How to Thrive During a Transition Phase
Transition phases are those points in your life when you’re stuck between two states of equilibrium; maybe you’ve just graduated and looking for a job, maybe you’ve been let go from your previous job and looking for another, maybe you’ve quit your job and working on a new business.
It’s nice to read all those headlines about the lawyer who quit his job and became an aerobics instructor, or the CEO who quit to write a book, but these stories fail to give a realistic expectation of what really went on; the fear and anxiety that haunts a budding business owner, or having to ask someone that you need to sleep in their cupboard, or the humiliation of going to your sibling and asking for money.

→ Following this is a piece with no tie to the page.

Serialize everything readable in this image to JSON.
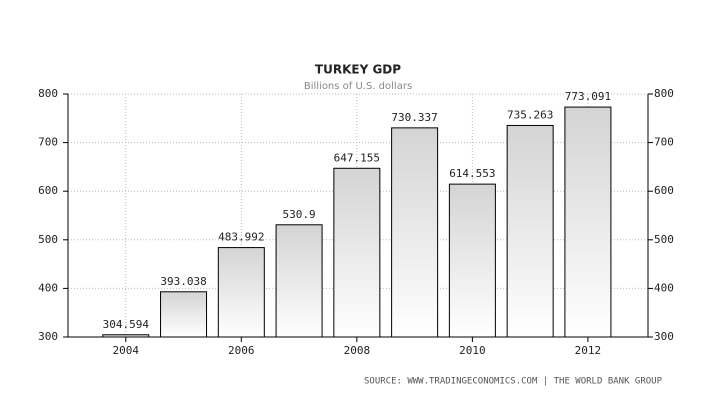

So here’s a few things I’ve learned:
- Have a checklist of things that need to be done if you ever lose your job. This is something you do even if you’re in a safe position, because if something like that happens (God forbid), it’s hard to have the presence of mind to think things through. To come up with a checklist, ask friends who were in a similar situation. For example, if you’re going to move to a new country and disconnect your current phone, then remember to remove your phone from all the two-step verification on websites such as gmail and twitter. I know someone who lost access to their account because of this.
- Get some runway. Again, this is something that needs to be done while you’re still in a job. Lower your expenses and save money for rainy days. You really don’t want to get stuck in a situation where you don’t know where your next meal is going to come from.
- Be practical. If you’re in a transition phase and have no financial runway, then hustle to get a job — any job — to survive. Because most of my circle is middle class, the thing that I hear most is, “I’m not going to take that job because it’s not located in XYZ, or the pay is too low, or it’s way beneath me.” Of course, the people who say things like that are usually comfortable because their parents bear the brunt of their transition phase. But even if the situation is not ideal — location/moneywise- taking the job means you’ll be in the job market and you’ll have a chance to connect with more people from your field. Also, pay that’s too low is much better than zero pay.
- Don’t go at it alone. It’s easy to isolate yourself because you feel like a failure when you’re in such a situation especially when all your friends are settled in good jobs. But just because you failed at something doesn’t make you a failure. This is definitely not the time to isolate yourself. Reach out to people, and let them know what you’re looking for.
- Build more relationships. The biggest gift that a transition state usually gives you is time. Use the time to build more relationships by adding value to other people’s lives. Propose to do things for free, run errands, help them in any way, teach their kids. Build skills and freelance. But of course, don’t get into it with any expectations because that’s a sure way to get disappointed.
- Read The Obstacle Is the Way on how to build the mental fortitude because you really need it at this stage. Managing your emotions and expectations is huge here, and as much as I would love to summarize it here, Ryan Holiday did a pretty good job there.
- Work. There’s a definition of work I heard once that I liked; work is anything where you add value to. The minimum entry is so low, anything you do qualifies. This could be you publishing a blog post, or recording a podcast. It could mean having a conversation with someone and trying to add value to their life, or sharing a book with someone you’re sure they’ll love. By that definition, I find myself working full-time despite not having a salary at the end of the month, and that’s okay, because my time hasn’t been wasted.
- The Daily Practice. This idea was propagated by James Altucher, author of Choose yourself and Reinvent Yourself. The idea of the daily practice is simple; improving yourself in four areas, physical, emotional, mental and spiritual. The whole post is here.
Finally, remember to wake up and smell the roses. Use your newly given freedom and space to do something interesting with your life. If you’ve always been upset that you never found your passion in life, then start by following your curiosities, take an online course on Udemy, or start a blog on hostgator and see where your creativity takes you.